Over the last thirty years, Matt Mullican developed an intricate framework through which our experience of reality can be dissected. In an enormous range of media, Mullican shows us the amorphous territories lying just below our daily operations. Each material becomes a context for examination of pure subjectivity, pure materiality, and everything in between. His production – from re-contextualized images to digital spaces to hypnosis performances – separate the layers of our belief structures, exposing reality as a product of the imagination. Notably, much of his recent work explores the persona which has emerged from the hypnosis performances. “That Person” is responsible for a set of works, which expose a more primary worldview and a more real self, capable of existing outside the authority of the physical world. Developed over a period of three decades, the works of Matt Mullican are now considered some of the most influential contributions contemporary art has seen in recent years: his oeuvre is both mysterious and clear, and remarkable for the myriad of media and materials used. Mullican’s range of media and forms of expression extend from fragile models and bulky sculptures, drawings, collages, light boxes, and computer animation to glasswork and textiles, videos, and performance.

Matt Mullican was born in Santa Monica, CA, in 1951. He received a BFA from California Institute of the Arts in 1974. Over the last several decades, his work has been shown extensively in galleries and museums in the U.S. and internationally, and is included in the permanent collections of many major museums including The Museum of Modern Art, The Whitney Museum, MOCA Los Angeles, The Ludwig Museum, and The Pompidou Center. He has also completed a number of public and private commissions in the U.S., Europe, Japan and Canada.

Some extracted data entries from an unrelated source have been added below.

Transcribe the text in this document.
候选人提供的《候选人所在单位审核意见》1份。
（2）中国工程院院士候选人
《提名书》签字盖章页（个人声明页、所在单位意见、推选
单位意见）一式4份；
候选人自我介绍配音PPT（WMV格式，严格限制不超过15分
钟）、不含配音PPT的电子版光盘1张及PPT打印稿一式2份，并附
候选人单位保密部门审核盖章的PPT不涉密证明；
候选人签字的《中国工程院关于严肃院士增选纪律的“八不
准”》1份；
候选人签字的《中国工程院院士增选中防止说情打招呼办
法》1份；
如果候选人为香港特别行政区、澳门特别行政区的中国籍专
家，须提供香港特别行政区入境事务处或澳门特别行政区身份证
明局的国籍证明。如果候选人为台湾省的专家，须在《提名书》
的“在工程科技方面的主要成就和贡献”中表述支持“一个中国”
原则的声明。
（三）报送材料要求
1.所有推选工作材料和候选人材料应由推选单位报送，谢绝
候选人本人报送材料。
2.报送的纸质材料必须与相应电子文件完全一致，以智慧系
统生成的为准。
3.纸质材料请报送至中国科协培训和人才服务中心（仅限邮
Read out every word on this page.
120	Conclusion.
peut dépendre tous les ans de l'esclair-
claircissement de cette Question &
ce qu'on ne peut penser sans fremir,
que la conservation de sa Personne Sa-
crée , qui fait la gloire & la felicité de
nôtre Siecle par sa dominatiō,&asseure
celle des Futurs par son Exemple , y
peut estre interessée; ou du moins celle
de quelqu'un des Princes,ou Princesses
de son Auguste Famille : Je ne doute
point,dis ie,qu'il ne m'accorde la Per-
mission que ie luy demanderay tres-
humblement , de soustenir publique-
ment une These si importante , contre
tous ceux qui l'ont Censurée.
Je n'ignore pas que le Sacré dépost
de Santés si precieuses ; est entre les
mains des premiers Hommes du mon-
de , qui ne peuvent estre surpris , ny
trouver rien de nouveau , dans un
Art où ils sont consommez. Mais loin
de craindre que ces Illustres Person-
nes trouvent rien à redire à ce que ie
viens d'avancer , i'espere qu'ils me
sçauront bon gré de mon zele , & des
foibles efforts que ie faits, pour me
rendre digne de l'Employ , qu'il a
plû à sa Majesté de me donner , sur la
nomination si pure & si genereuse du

Mullican’s works present perception as an interpretation of visual and tactile reality, his inventory of the present being invariably shot through with imagination on the one hand and recollection on the other. Mullican is at pains to lend the world order and structure and to do this he applies the method of the encyclopedia and the archive. In pursuit of this lifelong project, he has developed a system of pictograms as his personal model of a cosmology. Models play a crucial role in Mullican’s work, yet they serve more as a vehicle through which to convey the relationship between ideas and concepts than as pointers to larger realizations. Whereas we are accustomed to the use of models in architecture and science as a means of visualizing concrete projects, Mullican’s objects function as a means of elucidating ideas.

Since the seventies, Mullican has repeatedly had himself hypnotized and in this state has experienced and given expression to various facets of a – his? – personality. “Learning from that Person’s Work” has it’s origins in this process. The drawings, collages and video tapes shown with the sheets were produced while in a trance. When Mullican uses auto-suggestion to hypnotize himself and then begins drawing, he remembers the feelings, experiences, peculiarities and preferences of that person into whose consciousness – with professional help – he has been able to slip. Mullican does not know this person well, does not even know whether it is a man or a woman; all that he has to go on are certain characteristics and experiences, that we, too, apprehend upon entering that person’s “brain”: We discover an obsessive love of freshly ground hot coffee, for example, and passion for love songs and fast food, as the transcribed menus reveal. This “person” is representative of everyman and his or her world can be grasped using Mullican’s five world system. The symbols and colour codes used in this system are the keys to understanding the models: physical elements (pure matter: green), world unframed (the world of objects: blue), world framed (creative forces, the arts: yellow), signs/language (signs and concepts: black or white) and subjective (worldview: red). Mullican’s models almost always represent one or all of these five worlds.